I ended up with 2 dozen tomato plants by happenstance. I normally have
half as many or less. Too many tomatoes, but more varieties than usual.
We had a very hot, very dry season in southern Ontario, Zone 6. I had to
water a lot.

The Brandywines did well and produced a good crop, maybe about ten on
each of the 3 in the tomato bed, mostly in August. Last year and the
year before they each produced about 30 in all. So their numbers are
down, but the fruit is bigger this year. They're working on ripenening
their last half dozen big green tomatoes now, if the squirrels don't get
them. The tomatoes are sweet, juicy, and tasty and make fantastic tomato
potage, a recipe I found in this group years ago. Very easy, very tasty,
freezes really well in individual portions. It's like defrosting
sunshine in the winter months, or even on chilly fall nights.

Got one of Stokes' Health Kick tomatoes. Supposed to have extra
lycopene. Looks a lot like a Roma, but much more firm. Is good in soup,
but not all that tasty fresh. It's a short bushy plant that would do
well in a container. I won't plant this next year.

Tried Stokes' Ultrasweet. Terrible tomato. I've never seen tomatoes
crack that badly. They were rotten before they were ripe. OK flavour,
but not the best. I will not plant this next year.

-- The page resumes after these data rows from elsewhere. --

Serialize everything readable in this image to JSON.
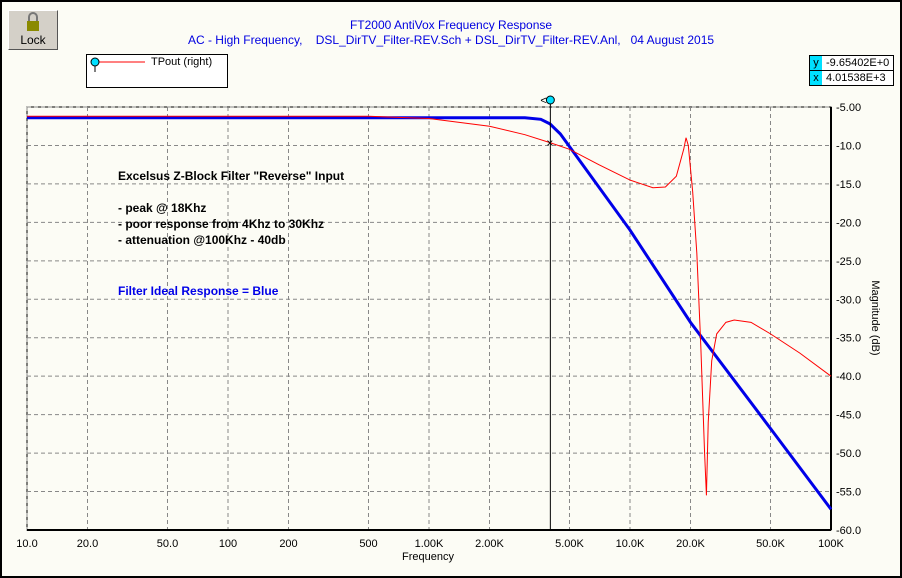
{
  "toolbar": {
    "lock_label": "Lock"
  },
  "readout": {
    "y_label": "y",
    "y_value": "-9.65402E+0",
    "x_label": "x",
    "x_value": "4.01538E+3"
  },
  "cursor_label": "<>",
  "chart_data": {
    "type": "line",
    "title": "FT2000 AntiVox Frequency Response",
    "subtitle": "AC - High Frequency,    DSL_DirTV_Filter-REV.Sch + DSL_DirTV_Filter-REV.Anl,   04 August 2015",
    "xlabel": "Frequency",
    "ylabel": "Magnitude  (dB)",
    "xscale": "log",
    "xlim": [
      10,
      100000
    ],
    "ylim": [
      -60,
      -5
    ],
    "xticks": [
      10,
      20,
      50,
      100,
      200,
      500,
      1000,
      2000,
      5000,
      10000,
      20000,
      50000,
      100000
    ],
    "xtick_labels": [
      "10.0",
      "20.0",
      "50.0",
      "100",
      "200",
      "500",
      "1.00K",
      "2.00K",
      "5.00K",
      "10.0K",
      "20.0K",
      "50.0K",
      "100K"
    ],
    "yticks": [
      -5,
      -10,
      -15,
      -20,
      -25,
      -30,
      -35,
      -40,
      -45,
      -50,
      -55,
      -60
    ],
    "ytick_labels": [
      "-5.00",
      "-10.0",
      "-15.0",
      "-20.0",
      "-25.0",
      "-30.0",
      "-35.0",
      "-40.0",
      "-45.0",
      "-50.0",
      "-55.0",
      "-60.0"
    ],
    "grid": true,
    "legend_position": "top-left",
    "cursor": {
      "x": 4015.38,
      "y": -9.65402
    },
    "series": [
      {
        "name": "TPout (right)",
        "color": "#ff0000",
        "x": [
          10,
          500,
          1000,
          2000,
          3000,
          4015,
          5000,
          7000,
          10000,
          13000,
          15000,
          17000,
          18500,
          19000,
          19500,
          20500,
          21500,
          22500,
          23500,
          24000,
          24500,
          25500,
          27000,
          30000,
          33000,
          40000,
          50000,
          70000,
          100000
        ],
        "y": [
          -6.2,
          -6.2,
          -6.5,
          -7.5,
          -8.6,
          -9.65,
          -10.5,
          -12.5,
          -14.5,
          -15.5,
          -15.4,
          -14,
          -10.5,
          -9,
          -10,
          -16,
          -24,
          -36,
          -50,
          -55.5,
          -46,
          -38,
          -34.5,
          -33,
          -32.7,
          -33,
          -34.5,
          -37,
          -40
        ]
      },
      {
        "name": "Filter Ideal",
        "color": "#0000e8",
        "x": [
          10,
          1000,
          3000,
          3600,
          4000,
          4500,
          10000,
          20000,
          50000,
          100000
        ],
        "y": [
          -6.4,
          -6.4,
          -6.4,
          -6.6,
          -7.2,
          -8.5,
          -21,
          -33,
          -46.8,
          -57.3
        ]
      }
    ],
    "annotations": [
      "Excelsus Z-Block Filter \"Reverse\" Input",
      "- peak @ 18Khz",
      "- poor response from 4Khz to 30Khz",
      "- attenuation @100Khz - 40db",
      "Filter Ideal Response = Blue"
    ]
  }
}
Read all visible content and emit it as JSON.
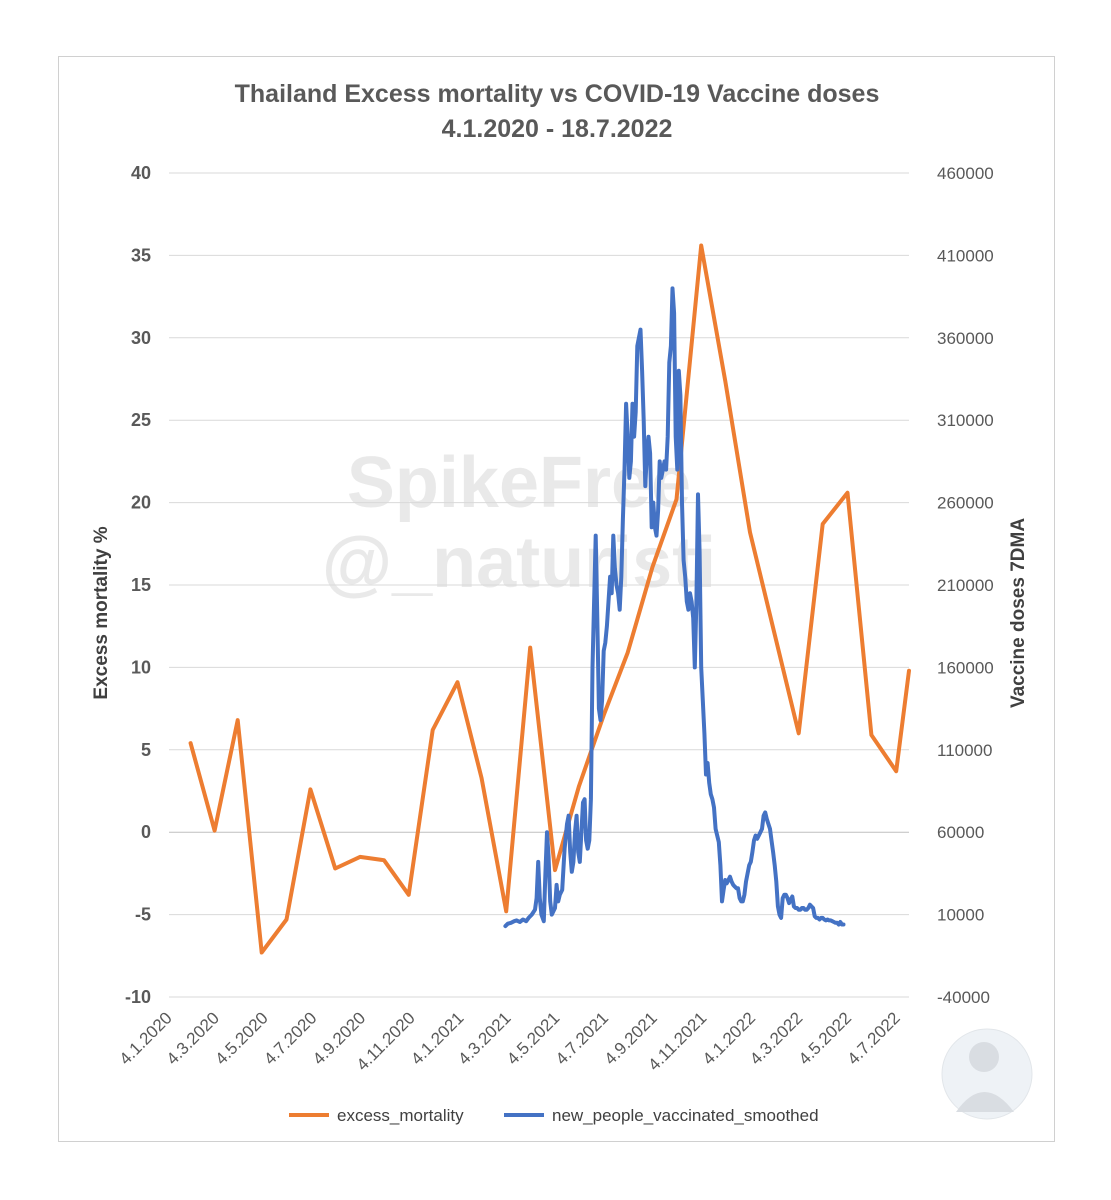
{
  "watermark": {
    "line1": "SpikeFree",
    "line2": "@_naturisti"
  },
  "chart_data": {
    "type": "line",
    "title": "Thailand Excess mortality vs COVID-19 Vaccine doses",
    "subtitle": "4.1.2020 - 18.7.2022",
    "ylabel": "Excess mortality %",
    "y2label": "Vaccine doses 7DMA",
    "ylim": [
      -10,
      40
    ],
    "y2lim": [
      -40000,
      460000
    ],
    "yticks": [
      "-10",
      "-5",
      "0",
      "5",
      "10",
      "15",
      "20",
      "25",
      "30",
      "35",
      "40"
    ],
    "y2ticks": [
      "-40000",
      "10000",
      "60000",
      "110000",
      "160000",
      "210000",
      "260000",
      "310000",
      "360000",
      "410000",
      "460000"
    ],
    "x_range_days": [
      0,
      926
    ],
    "xtick_days": [
      0,
      59,
      120,
      181,
      242,
      304,
      365,
      424,
      485,
      546,
      607,
      669,
      730,
      789,
      850,
      911
    ],
    "xtick_labels": [
      "4.1.2020",
      "4.3.2020",
      "4.5.2020",
      "4.7.2020",
      "4.9.2020",
      "4.11.2020",
      "4.1.2021",
      "4.3.2021",
      "4.5.2021",
      "4.7.2021",
      "4.9.2021",
      "4.11.2021",
      "4.1.2022",
      "4.3.2022",
      "4.5.2022",
      "4.7.2022"
    ],
    "legend_position": "bottom",
    "series": [
      {
        "name": "excess_mortality",
        "axis": "left",
        "color": "#ED7D31",
        "points": [
          [
            27,
            5.4
          ],
          [
            57,
            0.1
          ],
          [
            86,
            6.8
          ],
          [
            116,
            -7.3
          ],
          [
            147,
            -5.3
          ],
          [
            177,
            2.6
          ],
          [
            208,
            -2.2
          ],
          [
            239,
            -1.5
          ],
          [
            269,
            -1.7
          ],
          [
            300,
            -3.8
          ],
          [
            330,
            6.2
          ],
          [
            361,
            9.1
          ],
          [
            391,
            3.3
          ],
          [
            422,
            -4.8
          ],
          [
            452,
            11.2
          ],
          [
            483,
            -2.3
          ],
          [
            513,
            2.8
          ],
          [
            544,
            7.1
          ],
          [
            574,
            10.9
          ],
          [
            605,
            16.1
          ],
          [
            635,
            20.2
          ],
          [
            666,
            35.6
          ],
          [
            696,
            27.4
          ],
          [
            727,
            18.2
          ],
          [
            757,
            12.2
          ],
          [
            788,
            6.0
          ],
          [
            818,
            18.7
          ],
          [
            849,
            20.6
          ],
          [
            879,
            5.9
          ],
          [
            910,
            3.7
          ],
          [
            926,
            9.8
          ]
        ]
      },
      {
        "name": "new_people_vaccinated_smoothed",
        "axis": "right",
        "color": "#4472C4",
        "points": [
          [
            421,
            3000
          ],
          [
            424,
            4500
          ],
          [
            428,
            5000
          ],
          [
            432,
            6000
          ],
          [
            435,
            6500
          ],
          [
            439,
            5500
          ],
          [
            443,
            7000
          ],
          [
            447,
            6000
          ],
          [
            450,
            8000
          ],
          [
            454,
            10000
          ],
          [
            458,
            13000
          ],
          [
            460,
            20000
          ],
          [
            462,
            42000
          ],
          [
            464,
            20000
          ],
          [
            466,
            10000
          ],
          [
            469,
            6000
          ],
          [
            471,
            35000
          ],
          [
            473,
            60000
          ],
          [
            475,
            45000
          ],
          [
            477,
            18000
          ],
          [
            479,
            10000
          ],
          [
            481,
            12000
          ],
          [
            483,
            14000
          ],
          [
            485,
            28000
          ],
          [
            487,
            18000
          ],
          [
            489,
            22000
          ],
          [
            492,
            25000
          ],
          [
            495,
            50000
          ],
          [
            498,
            65000
          ],
          [
            500,
            70000
          ],
          [
            502,
            48000
          ],
          [
            504,
            36000
          ],
          [
            506,
            42000
          ],
          [
            508,
            60000
          ],
          [
            510,
            70000
          ],
          [
            512,
            48000
          ],
          [
            514,
            42000
          ],
          [
            516,
            60000
          ],
          [
            518,
            78000
          ],
          [
            520,
            80000
          ],
          [
            522,
            55000
          ],
          [
            524,
            50000
          ],
          [
            526,
            55000
          ],
          [
            528,
            80000
          ],
          [
            530,
            160000
          ],
          [
            532,
            200000
          ],
          [
            534,
            240000
          ],
          [
            536,
            190000
          ],
          [
            538,
            135000
          ],
          [
            540,
            128000
          ],
          [
            542,
            140000
          ],
          [
            544,
            170000
          ],
          [
            546,
            175000
          ],
          [
            548,
            185000
          ],
          [
            550,
            200000
          ],
          [
            552,
            215000
          ],
          [
            554,
            205000
          ],
          [
            556,
            240000
          ],
          [
            558,
            220000
          ],
          [
            560,
            210000
          ],
          [
            562,
            205000
          ],
          [
            564,
            195000
          ],
          [
            566,
            215000
          ],
          [
            568,
            250000
          ],
          [
            570,
            280000
          ],
          [
            572,
            320000
          ],
          [
            574,
            300000
          ],
          [
            576,
            275000
          ],
          [
            578,
            285000
          ],
          [
            580,
            320000
          ],
          [
            582,
            300000
          ],
          [
            584,
            315000
          ],
          [
            586,
            355000
          ],
          [
            588,
            360000
          ],
          [
            590,
            365000
          ],
          [
            592,
            340000
          ],
          [
            594,
            310000
          ],
          [
            596,
            270000
          ],
          [
            598,
            290000
          ],
          [
            600,
            300000
          ],
          [
            602,
            290000
          ],
          [
            604,
            245000
          ],
          [
            606,
            260000
          ],
          [
            608,
            245000
          ],
          [
            610,
            240000
          ],
          [
            612,
            255000
          ],
          [
            614,
            285000
          ],
          [
            616,
            275000
          ],
          [
            618,
            280000
          ],
          [
            620,
            285000
          ],
          [
            622,
            280000
          ],
          [
            624,
            300000
          ],
          [
            626,
            345000
          ],
          [
            628,
            355000
          ],
          [
            630,
            390000
          ],
          [
            632,
            375000
          ],
          [
            634,
            300000
          ],
          [
            636,
            280000
          ],
          [
            638,
            340000
          ],
          [
            640,
            325000
          ],
          [
            642,
            260000
          ],
          [
            644,
            225000
          ],
          [
            646,
            215000
          ],
          [
            648,
            200000
          ],
          [
            650,
            195000
          ],
          [
            652,
            205000
          ],
          [
            654,
            200000
          ],
          [
            656,
            190000
          ],
          [
            658,
            160000
          ],
          [
            660,
            200000
          ],
          [
            662,
            265000
          ],
          [
            664,
            230000
          ],
          [
            666,
            160000
          ],
          [
            668,
            140000
          ],
          [
            670,
            120000
          ],
          [
            672,
            95000
          ],
          [
            674,
            102000
          ],
          [
            676,
            90000
          ],
          [
            678,
            83000
          ],
          [
            680,
            80000
          ],
          [
            682,
            75000
          ],
          [
            684,
            62000
          ],
          [
            686,
            58000
          ],
          [
            688,
            54000
          ],
          [
            690,
            40000
          ],
          [
            692,
            18000
          ],
          [
            694,
            25000
          ],
          [
            696,
            31000
          ],
          [
            698,
            29000
          ],
          [
            700,
            31000
          ],
          [
            702,
            33000
          ],
          [
            704,
            30000
          ],
          [
            706,
            28000
          ],
          [
            708,
            27000
          ],
          [
            710,
            26000
          ],
          [
            712,
            26000
          ],
          [
            714,
            20000
          ],
          [
            716,
            18000
          ],
          [
            718,
            18000
          ],
          [
            720,
            22000
          ],
          [
            722,
            30000
          ],
          [
            724,
            35000
          ],
          [
            726,
            40000
          ],
          [
            728,
            42000
          ],
          [
            730,
            48000
          ],
          [
            732,
            55000
          ],
          [
            734,
            58000
          ],
          [
            736,
            56000
          ],
          [
            738,
            58000
          ],
          [
            740,
            60000
          ],
          [
            742,
            62000
          ],
          [
            744,
            70000
          ],
          [
            746,
            72000
          ],
          [
            748,
            68000
          ],
          [
            750,
            65000
          ],
          [
            752,
            62000
          ],
          [
            754,
            55000
          ],
          [
            756,
            48000
          ],
          [
            758,
            40000
          ],
          [
            760,
            30000
          ],
          [
            762,
            15000
          ],
          [
            764,
            10000
          ],
          [
            766,
            8000
          ],
          [
            768,
            20000
          ],
          [
            770,
            22000
          ],
          [
            772,
            22000
          ],
          [
            774,
            20000
          ],
          [
            776,
            17000
          ],
          [
            778,
            19000
          ],
          [
            780,
            21000
          ],
          [
            782,
            15000
          ],
          [
            784,
            14000
          ],
          [
            786,
            14000
          ],
          [
            788,
            13000
          ],
          [
            790,
            13000
          ],
          [
            792,
            14000
          ],
          [
            794,
            14000
          ],
          [
            796,
            13000
          ],
          [
            798,
            13000
          ],
          [
            800,
            14000
          ],
          [
            802,
            16000
          ],
          [
            804,
            15000
          ],
          [
            806,
            14000
          ],
          [
            808,
            9000
          ],
          [
            810,
            8000
          ],
          [
            812,
            8000
          ],
          [
            814,
            7000
          ],
          [
            816,
            8000
          ],
          [
            818,
            8000
          ],
          [
            820,
            7000
          ],
          [
            822,
            6500
          ],
          [
            824,
            7000
          ],
          [
            826,
            6500
          ],
          [
            828,
            6500
          ],
          [
            830,
            6000
          ],
          [
            832,
            5500
          ],
          [
            834,
            5000
          ],
          [
            836,
            5000
          ],
          [
            838,
            4000
          ],
          [
            840,
            5500
          ],
          [
            842,
            4000
          ],
          [
            844,
            4000
          ]
        ]
      }
    ]
  }
}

Before I knew that I'd have a handful of cherry tomato volunteers in the
compost, I bought a Stokes Sweet Million. Interestingly, the seeds that
the cherries in the compost grew from were Stokes Sweet Million seeds
I'd started myself last year. But the tomatoes from the Stokes plant I
bought and the ones in the compost are completely different. The ones
from the storebought plant suck. They're smaller, less sweet, and, like
the Ultrasweet, really prone to cracking. I will start these from seed.

I have two kinds of San Marzanos, and both are solid, sweet and tasty. I
wash them and pack them into ziploc bags, and pop them in the freezer.
You can run the frozen tomato under hot water, or dip it in hot water,
and the whole skin slips off intact. Great for winter sauces, stews,
roasts, and pan fries with meat. A bit bulky to store in the freezer, so
when we have time, we cook them down 4 bags at time (about 120 tomatoes)
during fall and winter, into less bulky tomato sauce and chili and the
like and freeze it again in individual size portions. Very convenient
when work runs late and you come home starving.

How did your tomatoes do? Were there varieties that you really liked?
Any other amazing heirlooms out there that you can recommend?

Happy harvest, fellow food gardeners!